こんにちは。高知県高知市で情報処理支援機関として企業さまに伴走支援を提供している、株式会社ICUの川島です。
最近、通販サイトや証券会社、SNSにログインすると「パスキーを設定しますか?」という表示が出てくることが増えました。
こんなご相談がありました。
「パスキーを設定してくださいって出るんですけど、パスワードとは何が違うんですか? よく分からないので毎回スキップしています。」

お気持ちはよく分かります。結論から言うと、パスキーはパスワードの弱点を補う新しいログイン方式です。設定すれば不正ログインへの守りが強くなるうえ、ログイン操作も楽になる。仕組みを知れば納得できるはずなので、順を追って説明します。
パスキーの仕組み — 「鍵と錠前」に例えると分かりやすい
パスワードは暗証番号のようなものです。覚えている文字列をサービスに送り、サーバー側で照合して本人確認をする。この方式だと、文字列を偽サイトに入力してしまえば攻撃者にそのまま渡ります。
パスキーは仕組みが根本から違います。パスキーを設定すると、自分のスマホやPCの中に「秘密の鍵」が、サービスのサーバーには「錠前」がそれぞれ作られます。ログインのとき、サーバーが「この錠前を開けてください」とリクエストを送り、手元のデバイスが鍵で開けて返す。この鍵は、指紋認証や顔認証で本人だと確認されたときだけ動きます。

大事なのは、秘密の鍵がデバイスの外に出ないことです。サーバーには錠前しかないので、仮にサーバーが攻撃されても鍵は盗めません。加えて、パスキーにはサービスのドメイン(Webサイトの住所のようなもの)が紐付いているため、偽サイトでは認証自体が動かない。入力する文字列がそもそもないので、騙されようがないわけです。
パスワードだけだと何が起きるか
パスワードの弱点は「使い回しやすいこと」と「偽サイトで盗まれること」に尽きます。
2024年から2025年にかけて、ネット証券口座の不正ログイン被害が相次ぎました。他のサービスから漏れたパスワードの使い回しや、フィッシングメール経由で認証情報を抜かれたケースが多く報告されています。SBI証券やマネックス証券がパスキーの導入を急いだ背景には、こうした実害の広がりがあります。
パスワードを全部バラバラにして管理するのが理想ですが、サービスの数が増えるほど現実には厳しくなる。覚えきれずに簡単なものに戻す、メモに書いてデスクに貼る。それ自体がリスクです。パスキーは、「人間がパスワードを管理する」という仕組みそのものを変えるために生まれました。
パスキーを使うために確認しておくこと
パスキーを使うには、お使いのデバイスが対応しているか確認してください。iPhoneはiOS 16以降、AndroidはAndroid 9以降、WindowsはWindows 10か11でWindows Hello(顔や指紋でログインする機能)が使える状態なら大丈夫です。ブラウザはChrome、Safari、Edgeの最新版であれば対応しています。
もう一つ必要なのが、指紋認証・顔認証・PINコードのいずれかの設定です。パスキーは「デバイスの持ち主が本人であること」を確認してから動くため、画面ロックが設定されていない端末では使えません。普段からスマホを指紋や顔で解除している方は、もう準備ができています。
対応サービスもここ1〜2年で一気に広がりました。Google、Amazon、Yahoo! JAPANに加え、SBI証券やマネックス証券は2026年6月にパスキーを必須化しています。Xや楽天も対応済みです。「パスキーを設定しますか?」と聞かれたサービスから一つずつ設定していくのが、無理のない進め方です。
なお、パスキーを設定しても、すぐにパスワードが不要になるわけではありません。
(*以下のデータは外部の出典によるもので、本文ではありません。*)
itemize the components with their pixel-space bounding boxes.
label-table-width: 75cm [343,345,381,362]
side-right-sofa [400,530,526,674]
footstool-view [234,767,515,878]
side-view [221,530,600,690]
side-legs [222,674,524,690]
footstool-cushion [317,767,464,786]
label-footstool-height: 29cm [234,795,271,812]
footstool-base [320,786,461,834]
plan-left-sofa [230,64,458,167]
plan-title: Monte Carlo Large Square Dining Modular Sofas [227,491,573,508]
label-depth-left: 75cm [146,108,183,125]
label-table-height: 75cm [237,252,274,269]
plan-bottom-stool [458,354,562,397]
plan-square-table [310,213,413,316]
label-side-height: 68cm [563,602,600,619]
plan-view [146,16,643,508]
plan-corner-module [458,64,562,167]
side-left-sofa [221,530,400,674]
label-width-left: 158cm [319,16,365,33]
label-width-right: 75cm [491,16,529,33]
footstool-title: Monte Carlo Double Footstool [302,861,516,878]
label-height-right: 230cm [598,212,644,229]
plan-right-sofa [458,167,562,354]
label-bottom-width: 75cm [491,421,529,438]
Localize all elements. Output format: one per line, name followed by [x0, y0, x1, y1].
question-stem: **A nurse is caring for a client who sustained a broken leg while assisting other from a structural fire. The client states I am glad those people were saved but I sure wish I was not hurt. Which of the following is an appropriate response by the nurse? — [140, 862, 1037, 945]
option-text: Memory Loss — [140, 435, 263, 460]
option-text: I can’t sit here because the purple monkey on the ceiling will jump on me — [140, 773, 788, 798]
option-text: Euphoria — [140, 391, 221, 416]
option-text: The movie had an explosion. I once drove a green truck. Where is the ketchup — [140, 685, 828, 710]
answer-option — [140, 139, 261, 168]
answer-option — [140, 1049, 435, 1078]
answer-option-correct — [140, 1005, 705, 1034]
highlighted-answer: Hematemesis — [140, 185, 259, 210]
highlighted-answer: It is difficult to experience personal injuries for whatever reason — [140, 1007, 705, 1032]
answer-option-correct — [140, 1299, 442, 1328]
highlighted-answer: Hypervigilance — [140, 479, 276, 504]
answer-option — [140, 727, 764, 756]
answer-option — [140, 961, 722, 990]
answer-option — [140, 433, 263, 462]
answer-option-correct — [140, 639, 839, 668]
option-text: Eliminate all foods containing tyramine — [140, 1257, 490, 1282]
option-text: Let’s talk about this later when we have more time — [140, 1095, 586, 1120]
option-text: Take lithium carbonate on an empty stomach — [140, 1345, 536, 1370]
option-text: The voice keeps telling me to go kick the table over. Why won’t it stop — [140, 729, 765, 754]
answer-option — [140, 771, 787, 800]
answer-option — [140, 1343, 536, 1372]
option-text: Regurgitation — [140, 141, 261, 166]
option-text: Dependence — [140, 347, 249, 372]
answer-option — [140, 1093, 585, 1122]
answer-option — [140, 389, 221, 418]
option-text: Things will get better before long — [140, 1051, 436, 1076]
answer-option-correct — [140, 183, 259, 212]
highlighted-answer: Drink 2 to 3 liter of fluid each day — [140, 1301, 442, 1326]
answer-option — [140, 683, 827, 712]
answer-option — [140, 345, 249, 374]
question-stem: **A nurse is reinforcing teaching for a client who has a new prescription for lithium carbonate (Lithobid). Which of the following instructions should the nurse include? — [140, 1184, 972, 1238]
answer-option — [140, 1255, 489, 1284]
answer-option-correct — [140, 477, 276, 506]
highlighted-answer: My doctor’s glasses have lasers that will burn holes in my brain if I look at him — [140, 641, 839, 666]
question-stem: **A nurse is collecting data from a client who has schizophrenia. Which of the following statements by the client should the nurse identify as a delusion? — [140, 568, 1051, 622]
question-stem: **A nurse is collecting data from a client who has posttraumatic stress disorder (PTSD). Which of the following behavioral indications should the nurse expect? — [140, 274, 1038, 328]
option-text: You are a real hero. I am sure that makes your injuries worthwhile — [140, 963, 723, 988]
ほとんどのサービスでは当面併用が続くので、パスワードも引き続き管理しておいてください。

まずは一つ、設定してみる
パスキーは、パスワードを覚える手間を減らしつつ、フィッシングや不正ログインへの防御を高めてくれる仕組みです。入力する文字列がないから盗まれず、偽サイトでは認証自体が動かない。仕組みを知ると、なぜこれが安全なのかが腑に落ちるはずです。
「パスキーを設定しますか?」が出たら、まずはよく使うサービスを一つ選んで試してみてください。一つ設定してしまえば、次のサービスでも迷わず進められます。新しい仕組みを活用しながら、セキュリティを少しずつ高めていきましょう。